1) What is your budget? (INR or USD)
*
   ₹70000 max. Lesser the better.*

2) What size & weight consideration (if any) would you prefer?

*   Thin and Light; 12" - 14" screen
    Mainstream; 15" - 16" screen*


3) What are the primary tasks you will be performing with this notebook?
*
   Purely official work.*

4) Any typical configuration in your mind you're eying for ?

  Must have *TPM*, as this would be an official laptop, rest the best configuration within the budget, Thinkpads are one's supporting TPM for eg.

5) Are there any brands that you prefer or any you really don't like?
*a. Like: Any
b. Dislike: Apple*


6) Anything else you would like to say?

    Screen resolution *Doesn't Matter*
    Battery back up *Longer, the better*
    Purchase place *Online (eg - flipkart, infibeam)
    Also should have good build quality.*


----------



## $hadow (Jun 23, 2015)

I was going to suggest mac but since it is listed as a dislike going with a thinkpad is your best option and along that thinkpad service is out of the world.

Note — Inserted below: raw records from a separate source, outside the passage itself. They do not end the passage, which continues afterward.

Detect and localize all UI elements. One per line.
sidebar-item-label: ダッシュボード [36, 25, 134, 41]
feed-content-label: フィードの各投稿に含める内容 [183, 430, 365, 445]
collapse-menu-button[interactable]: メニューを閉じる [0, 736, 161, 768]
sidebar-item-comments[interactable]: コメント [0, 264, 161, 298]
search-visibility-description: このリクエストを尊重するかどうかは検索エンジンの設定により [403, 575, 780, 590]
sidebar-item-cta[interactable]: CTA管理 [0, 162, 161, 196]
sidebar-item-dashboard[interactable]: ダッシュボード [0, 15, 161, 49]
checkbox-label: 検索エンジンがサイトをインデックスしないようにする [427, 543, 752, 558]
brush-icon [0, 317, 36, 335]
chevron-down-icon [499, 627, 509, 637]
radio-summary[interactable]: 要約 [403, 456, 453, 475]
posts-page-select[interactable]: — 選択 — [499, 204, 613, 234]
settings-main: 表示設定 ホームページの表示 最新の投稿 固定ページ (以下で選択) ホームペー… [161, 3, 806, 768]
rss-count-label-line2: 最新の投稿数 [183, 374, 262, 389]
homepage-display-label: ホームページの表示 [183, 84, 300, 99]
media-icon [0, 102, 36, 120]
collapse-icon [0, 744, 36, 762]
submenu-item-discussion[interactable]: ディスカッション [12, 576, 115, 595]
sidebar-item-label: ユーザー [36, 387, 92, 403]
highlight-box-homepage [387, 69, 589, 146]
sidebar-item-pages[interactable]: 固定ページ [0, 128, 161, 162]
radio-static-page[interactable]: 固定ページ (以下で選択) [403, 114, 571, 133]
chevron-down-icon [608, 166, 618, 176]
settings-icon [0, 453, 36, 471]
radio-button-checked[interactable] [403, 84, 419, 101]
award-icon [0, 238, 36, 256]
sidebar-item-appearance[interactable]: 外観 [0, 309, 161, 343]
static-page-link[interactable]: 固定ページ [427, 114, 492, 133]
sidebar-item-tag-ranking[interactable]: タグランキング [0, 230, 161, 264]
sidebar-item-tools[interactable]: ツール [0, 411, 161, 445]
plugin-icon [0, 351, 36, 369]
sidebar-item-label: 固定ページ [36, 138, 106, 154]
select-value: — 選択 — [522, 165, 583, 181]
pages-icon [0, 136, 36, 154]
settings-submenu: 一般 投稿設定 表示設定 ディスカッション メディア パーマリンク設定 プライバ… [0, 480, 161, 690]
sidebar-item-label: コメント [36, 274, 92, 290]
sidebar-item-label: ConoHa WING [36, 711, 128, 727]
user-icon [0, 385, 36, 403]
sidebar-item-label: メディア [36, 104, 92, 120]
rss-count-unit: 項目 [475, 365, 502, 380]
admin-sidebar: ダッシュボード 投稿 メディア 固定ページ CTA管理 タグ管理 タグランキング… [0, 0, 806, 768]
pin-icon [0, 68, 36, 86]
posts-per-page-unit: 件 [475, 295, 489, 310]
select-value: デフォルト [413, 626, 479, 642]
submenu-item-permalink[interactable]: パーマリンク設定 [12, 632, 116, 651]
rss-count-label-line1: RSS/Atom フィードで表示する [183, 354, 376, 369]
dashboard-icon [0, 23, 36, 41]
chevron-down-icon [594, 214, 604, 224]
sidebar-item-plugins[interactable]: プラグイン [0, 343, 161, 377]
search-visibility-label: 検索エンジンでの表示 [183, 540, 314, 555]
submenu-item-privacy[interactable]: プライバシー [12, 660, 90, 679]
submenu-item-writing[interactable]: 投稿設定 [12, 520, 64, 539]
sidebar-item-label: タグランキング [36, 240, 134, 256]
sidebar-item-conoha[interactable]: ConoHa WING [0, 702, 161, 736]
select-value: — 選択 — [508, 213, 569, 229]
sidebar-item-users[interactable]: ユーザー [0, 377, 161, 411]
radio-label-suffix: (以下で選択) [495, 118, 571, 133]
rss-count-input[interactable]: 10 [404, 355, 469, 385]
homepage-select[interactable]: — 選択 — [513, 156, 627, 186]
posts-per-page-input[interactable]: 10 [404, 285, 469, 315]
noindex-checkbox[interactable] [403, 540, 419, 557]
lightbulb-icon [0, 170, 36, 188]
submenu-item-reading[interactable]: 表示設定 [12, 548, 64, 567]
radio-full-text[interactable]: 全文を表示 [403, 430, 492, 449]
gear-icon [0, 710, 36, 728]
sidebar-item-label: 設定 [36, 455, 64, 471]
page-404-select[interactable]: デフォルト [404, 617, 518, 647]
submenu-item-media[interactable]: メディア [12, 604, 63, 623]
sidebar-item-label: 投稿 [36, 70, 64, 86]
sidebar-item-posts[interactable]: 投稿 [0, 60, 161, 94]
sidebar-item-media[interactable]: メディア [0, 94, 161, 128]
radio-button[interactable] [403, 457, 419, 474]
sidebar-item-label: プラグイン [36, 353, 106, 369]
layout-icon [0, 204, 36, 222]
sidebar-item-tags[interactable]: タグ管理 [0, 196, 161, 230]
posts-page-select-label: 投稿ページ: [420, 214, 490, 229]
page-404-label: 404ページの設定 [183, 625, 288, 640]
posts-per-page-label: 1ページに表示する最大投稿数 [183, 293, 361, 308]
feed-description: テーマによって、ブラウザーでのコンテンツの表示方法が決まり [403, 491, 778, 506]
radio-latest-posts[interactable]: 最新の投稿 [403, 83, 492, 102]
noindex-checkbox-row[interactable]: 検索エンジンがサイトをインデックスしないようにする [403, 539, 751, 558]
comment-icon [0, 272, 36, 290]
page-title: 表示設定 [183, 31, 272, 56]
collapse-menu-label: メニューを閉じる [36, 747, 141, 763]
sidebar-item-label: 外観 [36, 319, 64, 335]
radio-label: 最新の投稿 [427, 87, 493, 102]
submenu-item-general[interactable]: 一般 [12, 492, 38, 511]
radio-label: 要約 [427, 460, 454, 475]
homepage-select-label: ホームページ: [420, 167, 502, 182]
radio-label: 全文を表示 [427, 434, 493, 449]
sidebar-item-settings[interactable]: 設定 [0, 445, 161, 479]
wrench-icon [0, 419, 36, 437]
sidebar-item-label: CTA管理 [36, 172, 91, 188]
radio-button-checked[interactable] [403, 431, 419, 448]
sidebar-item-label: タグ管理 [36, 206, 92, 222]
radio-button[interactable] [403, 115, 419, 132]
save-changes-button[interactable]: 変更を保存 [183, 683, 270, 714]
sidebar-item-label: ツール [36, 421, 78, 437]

They are so prompt for the business laptop owners that your work might some times be done in less than a day.


----------



## ratul (Jun 23, 2015)

$hadow said:


> I was going to suggest mac but since it is listed as a dislike going with a thinkpad is your best option and along that thinkpad service is out of the world. They are so prompt for the business laptop owners that your work might some times be done in less than a day.



thanks, but could you suggest the exact model, all i could find was L440, which has TPM, but a not so powerful configuration.


----------



## Night-Rider (Jun 23, 2015)

T440 would be suitable for your needs. I am using that laptop as an office laptop. It's good. But I think it may shoot up the budget by 5-10k. If required you can choose T430.


----------



## ratul (Jun 23, 2015)

Night-Rider said:


> T440 would be suitable for your needs. I am using that laptop as an office laptop. It's good. But I think it may shoot up the budget by 5-10k. If required you can choose T430.



thanks, but max budget is ₹70k, can you provide a link where i can get T430 at that price?


----------



## Night-Rider (Jun 24, 2015)

Just checked and found out that the T430 is out of stock everywhere. Inquire about the price of L450 and see if you can get a good deal.


----------



## $hadow (Jun 25, 2015)

you won't find T430 anywhere. Better see if you can increase your budget and try to get t440p or x250. Personally I would pick x250 it is a super classy laptop with lenovo great think pad service.


----------



## ratul (Jun 25, 2015)

thanks guys, it was very urgent and as no good configuration laptops with TPM were inside our budget, we have decided to wait until we get the approval for increased budget. Will look into Thinkpad series then, thanks for all your suggestions.


----------